Многие из первой волны советских солдат увидели Афганистан относительно мирным. Люди, называвшие русских «шурави», были заняты трудом, можно сказать, выцарапывая продукты сельского хозяйства из пыльной земли. Работали даже дети, которые на тележках или ишаках отвозили продукты на рынок. Хотя большинство домов не имело окон, выходящих на улицу, а многие были окружены стенами, советские солдаты иногда могли видеть опрятные помещения с коврами на полу и подушками. Позже офицеры стали бывать в домах местных жителей, чтобы продать или обменять что-нибудь из продовольствия, алкоголя или одежды, украденных с военных складов.
Офицеры и солдаты часто приходили поесть кебаба и выпить пива, которые продавались в афганских ларьках за пределами советских новых баз.
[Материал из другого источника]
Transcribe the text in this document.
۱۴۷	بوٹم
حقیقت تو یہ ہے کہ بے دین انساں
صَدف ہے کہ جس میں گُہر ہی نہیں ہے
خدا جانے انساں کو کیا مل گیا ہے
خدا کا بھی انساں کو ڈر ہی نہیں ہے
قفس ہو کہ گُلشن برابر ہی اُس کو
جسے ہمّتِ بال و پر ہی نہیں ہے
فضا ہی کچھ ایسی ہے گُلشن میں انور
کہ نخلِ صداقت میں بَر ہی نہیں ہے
А так как у них не было афганской валюты, они начали продавать палаточную ткань, мыло и все остальное, что могли купить обедневшие местные жители. (Позже афганские продавцы начали принимать российские рубли и так называемые «военные чеки», которые распределялись среди личного состава советских войск вместо наличных денег и фактически ничего не стоили). Особенно популярен среди советских военных был «шаро» — алкогольный напиток, получаемый путем перегонки винограда.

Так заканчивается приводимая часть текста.